APERTURA THEMA

 

APERTURA – THEMA

Origine : France
Enceinte 2 voies / 2 HP – bass-reflex
Rendement : 89 dB / 1w / 1m
Impédance moyenne : 4 ohms
Réponse en fréquence : non spécifiée
Dimensions : ( H x L x P ) 103 x 27 x 40

Plutôt discret, Monsieur Christian YVON est quelqu’un qui ne fait pas ou peu parler de lui. Pourtant, il travaille dans le domaine de l’acoustique depuis plusieurs décennies et il convient de souligner ses dernières réalisations tant sur le plan esthétique que musical. On ne peut décidément pas ignorer que la finition de ces enceintes est excellente, mais que derrière cette finition se cache une technologie poussée qui permet d’obtenir des produits très aboutis. Initialement venu pour écouter un lecteur CD, c’est finalement sur l’Apertura Thema que je me suis finalement attardé.

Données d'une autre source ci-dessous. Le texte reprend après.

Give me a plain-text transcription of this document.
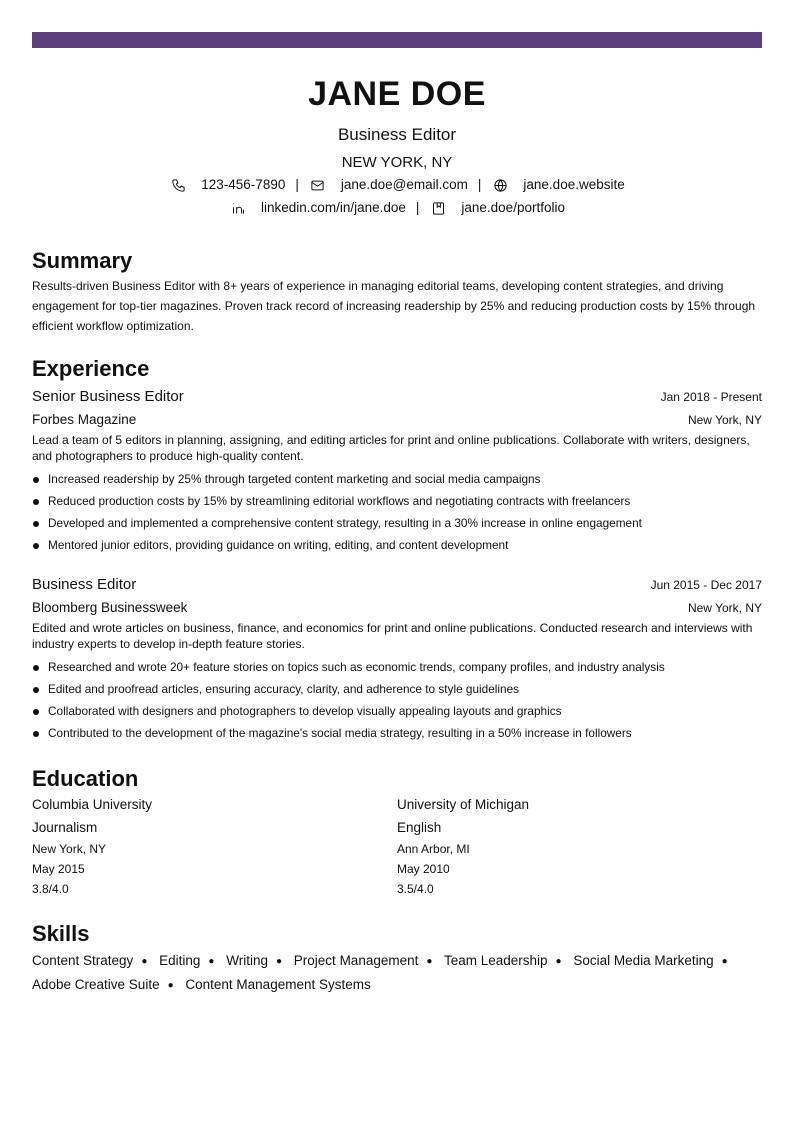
JANE DOE
Business Editor
NEW YORK, NY
123-456-7890 |	jane.doe@email.com |	jane.doe.website
linkedin.com/in/jane.doe |	jane.doe/portfolio
Summary
Results-driven Business Editor with 8+ years of experience in managing editorial teams, developing content strategies, and driving engagement for top-tier magazines. Proven track record of increasing readership by 25% and reducing production costs by 15% through efficient workflow optimization.
Experience
Senior Business Editor	Jan 2018 - Present
Forbes Magazine	New York, NY
Lead a team of 5 editors in planning, assigning, and editing articles for print and online publications. Collaborate with writers, designers, and photographers to produce high-quality content.
Increased readership by 25% through targeted content marketing and social media campaigns
Reduced production costs by 15% by streamlining editorial workflows and negotiating contracts with freelancers
Developed and implemented a comprehensive content strategy, resulting in a 30% increase in online engagement
Mentored junior editors, providing guidance on writing, editing, and content development
Business Editor	Jun 2015 - Dec 2017
Bloomberg Businessweek	New York, NY
Edited and wrote articles on business, finance, and economics for print and online publications. Conducted research and interviews with industry experts to develop in-depth feature stories.
Researched and wrote 20+ feature stories on topics such as economic trends, company profiles, and industry analysis
Edited and proofread articles, ensuring accuracy, clarity, and adherence to style guidelines
Collaborated with designers and photographers to develop visually appealing layouts and graphics
Contributed to the development of the magazine's social media strategy, resulting in a 50% increase in followers
Education
Columbia University
Journalism
New York, NY
May 2015
3.8/4.0
University of Michigan
English
Ann Arbor, MI
May 2010
3.5/4.0
Skills
Content Strategy ● Editing ● Writing ● Project Management ● Team Leadership ● Social Media Marketing ● Adobe Creative Suite ● Content Management Systems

La Thema est une colonne de taille moyenne à l’architecture atypique, qui inaugure dans la gamme le concept baptisé ARCH (Anti Resonant CHap), censé procurer une extrême rigidité au coffret et permet d’écouler quasi-instantanément les vibrations parasites du coffret vers le cône central sur lequel repose l’enceinte acoustique.
La Thema est une enceinte 2 voies / 2 haut-parleurs de type bass-reflex dont l’évent est placé en face arrière. Cette enceinte utilise un tweeter à ruban trié à aimant néodyme monté sur circuit magnétique ne présentant aucune fuite, réalisé sur cahier des charges. Le haut-parleur de grave / médium – réalisé également sur cahier des charges – est un modèle de 17 cm muni d’un cône polyméthyle-pentène qui allie une vitesse de transfert rapide à un coefficient d’amortissement élevé tout en étant à la fois rigide et léger. De ce fait, les déformées du cône sont à la fois infimes et reportées dans le haut du spectre, bien après la coupure. Le jonc repose sur un saladier ultra rigide avec une «cavité spider» entièrement décompressée.
Le filtre est doté d’une ellipse sur l’une de ses branches, définissant une transition à triple pente: 6 dB, 12 dB et 24 dB par octave. Ce triptyque autorise une sommation globale d’intersection à + 6 dB, donc une zone d’intermodulation minimum. On notera que le concepteur a opté pour des connecteurs n’autorisant pas le bi-câblage ou la bi-amplification, ce qui, à mon sens, n’appelle pas de commentaires négatifs. Enfin l’ensemble de la colonne repose sur un cône unique de découplage accompagné d’un support qui accueillera 4 autres cônes pour assurer la stabilité de l’enceinte.

 

 

 

ECOUTE

Les tests d’écoute ont été effectués avec le matériel suivant : SIM AUDIO Moon amplificateur Intégré 5.3 et SIM AUDIO Lecteur 5.3, ainsi que des câbles de modulation et HP YBA Diamond.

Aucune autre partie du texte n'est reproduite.